Democrat Tracye Polson and Republican Nick Howland advanced to the February General Election to fill the unexpired Jacksonville City Council term of the late Tommy Hazouri.
With votes in all precincts counted, Polson took first place with 28,692 votes, followed by Howland with 28,366.
Polson had 36.5% of the vote, while Howland had 36.08%.
Republican Howland “Howdy“ Russell had 10,837 votes. His 13.79% of the vote was good for third place. James “Coach” Jacobs had 10,715 votes, in fourth place with 13.63% of the vote.
Since no candidate received 50% in the First Election, Polson and Howland will move on to the next round. However, Howland appears to be stronger with his base than Polson is with hers.
Howland won 106 precincts, while Polson won 82. But whereas Russell won no precincts, Jacobs took 11 precincts in Districts 7, 8, 9, and 10, a warning sign for Polson’s citywide appeal.

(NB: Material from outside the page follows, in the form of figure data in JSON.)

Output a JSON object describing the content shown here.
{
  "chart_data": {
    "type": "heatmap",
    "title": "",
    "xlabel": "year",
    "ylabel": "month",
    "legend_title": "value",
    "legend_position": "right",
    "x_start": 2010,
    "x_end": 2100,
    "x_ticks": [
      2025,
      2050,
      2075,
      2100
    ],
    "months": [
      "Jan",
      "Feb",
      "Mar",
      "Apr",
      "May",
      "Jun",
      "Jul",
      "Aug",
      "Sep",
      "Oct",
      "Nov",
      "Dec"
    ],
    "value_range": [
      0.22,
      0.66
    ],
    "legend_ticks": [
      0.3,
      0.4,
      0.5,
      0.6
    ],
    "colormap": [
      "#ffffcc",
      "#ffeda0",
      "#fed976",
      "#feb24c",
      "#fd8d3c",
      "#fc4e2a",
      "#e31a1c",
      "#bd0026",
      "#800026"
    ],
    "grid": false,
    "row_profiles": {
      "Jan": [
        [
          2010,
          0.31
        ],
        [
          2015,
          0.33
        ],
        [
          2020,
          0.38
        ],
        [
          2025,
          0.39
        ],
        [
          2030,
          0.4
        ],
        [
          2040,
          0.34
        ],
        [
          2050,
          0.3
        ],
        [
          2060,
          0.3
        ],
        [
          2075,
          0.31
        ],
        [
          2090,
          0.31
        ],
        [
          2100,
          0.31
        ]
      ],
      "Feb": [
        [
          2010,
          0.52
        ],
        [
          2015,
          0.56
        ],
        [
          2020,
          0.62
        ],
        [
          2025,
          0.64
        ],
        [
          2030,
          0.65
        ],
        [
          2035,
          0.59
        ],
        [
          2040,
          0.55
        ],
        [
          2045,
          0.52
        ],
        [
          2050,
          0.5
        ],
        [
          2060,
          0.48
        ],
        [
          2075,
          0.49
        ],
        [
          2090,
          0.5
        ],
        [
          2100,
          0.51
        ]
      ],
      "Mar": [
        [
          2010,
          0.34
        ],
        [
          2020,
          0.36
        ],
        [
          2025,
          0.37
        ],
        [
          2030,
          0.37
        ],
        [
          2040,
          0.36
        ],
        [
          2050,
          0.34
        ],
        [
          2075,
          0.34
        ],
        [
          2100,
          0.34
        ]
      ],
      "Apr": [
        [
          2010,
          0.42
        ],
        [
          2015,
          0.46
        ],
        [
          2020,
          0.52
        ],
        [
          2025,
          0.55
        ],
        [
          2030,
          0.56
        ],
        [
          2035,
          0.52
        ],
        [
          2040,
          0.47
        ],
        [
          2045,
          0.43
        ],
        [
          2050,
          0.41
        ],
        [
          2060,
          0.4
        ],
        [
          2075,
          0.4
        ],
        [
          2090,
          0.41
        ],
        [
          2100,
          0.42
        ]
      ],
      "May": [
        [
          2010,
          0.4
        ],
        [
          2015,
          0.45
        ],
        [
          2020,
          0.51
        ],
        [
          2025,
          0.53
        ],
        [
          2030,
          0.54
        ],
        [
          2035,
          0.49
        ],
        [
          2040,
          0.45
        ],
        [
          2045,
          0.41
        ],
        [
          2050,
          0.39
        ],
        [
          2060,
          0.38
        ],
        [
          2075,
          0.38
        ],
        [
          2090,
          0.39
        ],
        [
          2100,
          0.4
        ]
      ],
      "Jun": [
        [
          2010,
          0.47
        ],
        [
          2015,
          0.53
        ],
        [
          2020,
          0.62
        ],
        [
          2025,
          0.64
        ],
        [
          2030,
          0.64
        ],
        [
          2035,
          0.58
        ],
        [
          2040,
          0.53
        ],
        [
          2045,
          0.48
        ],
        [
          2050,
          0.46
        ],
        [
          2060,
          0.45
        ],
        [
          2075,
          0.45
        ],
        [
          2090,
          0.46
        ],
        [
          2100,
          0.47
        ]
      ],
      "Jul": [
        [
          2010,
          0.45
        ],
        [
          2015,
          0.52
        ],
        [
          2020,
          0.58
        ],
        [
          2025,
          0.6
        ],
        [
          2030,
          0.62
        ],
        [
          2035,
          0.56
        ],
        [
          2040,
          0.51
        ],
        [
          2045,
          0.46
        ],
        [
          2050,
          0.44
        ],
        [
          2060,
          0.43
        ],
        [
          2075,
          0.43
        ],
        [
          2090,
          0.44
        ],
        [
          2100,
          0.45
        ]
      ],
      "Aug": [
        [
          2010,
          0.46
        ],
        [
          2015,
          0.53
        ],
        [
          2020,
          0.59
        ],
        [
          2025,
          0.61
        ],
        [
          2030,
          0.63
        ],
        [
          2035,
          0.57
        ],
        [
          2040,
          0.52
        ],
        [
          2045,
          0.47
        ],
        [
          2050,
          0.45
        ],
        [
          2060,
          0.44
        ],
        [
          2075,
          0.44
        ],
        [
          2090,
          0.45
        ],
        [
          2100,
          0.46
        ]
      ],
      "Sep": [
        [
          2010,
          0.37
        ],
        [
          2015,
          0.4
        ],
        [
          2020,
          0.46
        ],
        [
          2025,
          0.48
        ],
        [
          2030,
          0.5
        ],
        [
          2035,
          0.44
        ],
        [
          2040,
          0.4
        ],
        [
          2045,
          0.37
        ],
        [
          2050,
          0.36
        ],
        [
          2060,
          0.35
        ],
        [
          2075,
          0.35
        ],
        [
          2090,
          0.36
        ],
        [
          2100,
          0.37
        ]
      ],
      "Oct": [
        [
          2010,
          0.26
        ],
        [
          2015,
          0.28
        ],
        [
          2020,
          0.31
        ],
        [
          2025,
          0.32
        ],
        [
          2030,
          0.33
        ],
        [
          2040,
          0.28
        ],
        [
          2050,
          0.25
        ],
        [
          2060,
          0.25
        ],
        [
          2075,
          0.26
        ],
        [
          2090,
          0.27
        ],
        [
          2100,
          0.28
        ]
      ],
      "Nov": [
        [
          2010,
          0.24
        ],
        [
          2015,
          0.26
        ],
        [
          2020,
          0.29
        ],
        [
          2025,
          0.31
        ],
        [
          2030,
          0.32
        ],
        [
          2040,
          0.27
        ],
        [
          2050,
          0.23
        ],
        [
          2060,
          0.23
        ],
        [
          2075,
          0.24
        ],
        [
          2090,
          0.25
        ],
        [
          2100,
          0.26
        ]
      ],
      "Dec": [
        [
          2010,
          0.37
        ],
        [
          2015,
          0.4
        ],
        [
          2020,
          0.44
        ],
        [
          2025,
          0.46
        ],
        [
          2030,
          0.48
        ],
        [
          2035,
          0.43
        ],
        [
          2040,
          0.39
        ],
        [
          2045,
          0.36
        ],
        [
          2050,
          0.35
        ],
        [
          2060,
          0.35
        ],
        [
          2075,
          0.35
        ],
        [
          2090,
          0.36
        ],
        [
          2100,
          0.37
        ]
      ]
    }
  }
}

As expected, Democrats dominated Early Voting, carrying a 6,000 vote edge into Election Day. Republicans closed the gap by nightfall and eventually evertook Democrats.
Turnout was near 13%, stronger than most local political observers expected.
Both Polson and Howland have run for office before and lost. Polson fell short in a bid for the state House, while Howland lost a race for School Board. For the winner, this campaign sets up a future in an elected office. The loser will have fallen short in two consecutive races.
Tensions are already heating up.
Polson supporters cry foul over the political committees backing Howland, noting the difficulty in tracking contributions and their original sources.
Howland has countered that Polson spent her own money on the campaign.
Polson raised $179,140 in November, with $125,000 of that money coming from personal loans, money added to $51,000 of self-financing in the previous filing period.
She raised roughly a third of a million dollars between hard cash and her political committee for the First Election and spent more than $300,000 of it.
That burn rate did not go unnoticed.
“Despite spending over $300,000 — including over $200,000 of her own money — Far Left Millionaire Tracye ‘Pelosi’ failed to buy a seat for City Council and turned in a disappointing showing Tuesday evening. Along with her failed attempt to run for office in 2018, she has now burned over a million dollars to buy support from Jacksonville voters — who have once again rejected her,” said Duval County GOP chairman Dean Black.
“It’s clear that Duval County isn’t ready for a radical ‘woke’ Democrat and hypocrite who supports defunding JSO for regular people while she sits in her gated community mansion. The Republican Party is united and ready for the real contest,” Black charged.
Those close to the Howland effort said this was a “disaster” for Polson, who sent out “hit mail” while she “didn’t have a glove laid on her.”
“Now she’s going to be taken on directly and her record exposed like it was in the House race,” said one Howland supporters. Expect first responders to make the anti-Polson case.
Polson did receive plaudits for advancing.
Congratulations on your win tonight @polsonforjax! The City of Jacksonville is on track to having a fighter and trusted leader in office.
— Charlie Crist (@CharlieCrist) December 8, 2021
“We are proud of how she’s campaigned, and we’re hopeful voters will send Tracye to the City Council in February. Florida needs more women in local office, and Tracye will bring bold and thoughtful leadership to Jacksonville,” said Lucy Sedgwick, President & CEO of Ruth’s List Florida.
But Polson did not get an endorsement from Jacobs, who posted to Facebook a “congratulations” to various Democratic elected officials who endorsed Polson, such as Sen. Audrey Gibson, Reps. Tracie Davis and Angie Nixon, and City Councilman Garrett Dennis.
“I would have rather (gone) against Polson on her own merit rather than her receiving elected officials help to defeat a local coach,” Jacobs asserted.
Howland was a strong second in fundraising, with $149,231 raised between his campaign and his Florida Freedom PAC political committee through Dec. 2. Major Jacksonville names donated to Howland in November, including Ed Burr, Preston Haskell, and Michael Munz. One can expect Republican donor groups will rally to Howland ahead of the Feb. 22 runoff in the General Election.
This election won’t appreciably change the dynamics on the Jacksonville City Council, which has a Republican supermajority of 13-5 despite Democrats holding a registration advantage overall in Duval County.
Look for Mayor Lenny Curry, who has an interest in having a working partner in that seat, to campaign for Howland.
Well done @NickHowland15 running a visionary city council campaign in the 1st election. Congrats on making the run-off. Look forward to helping you close with a win in a few months. Vision matters!
— Lenny Curry (@lennycurry) December 8, 2021
Whoever wins the General Election will likely have to start running for re-election immediately. The Special Election only fills the remainder of the term through June 2023.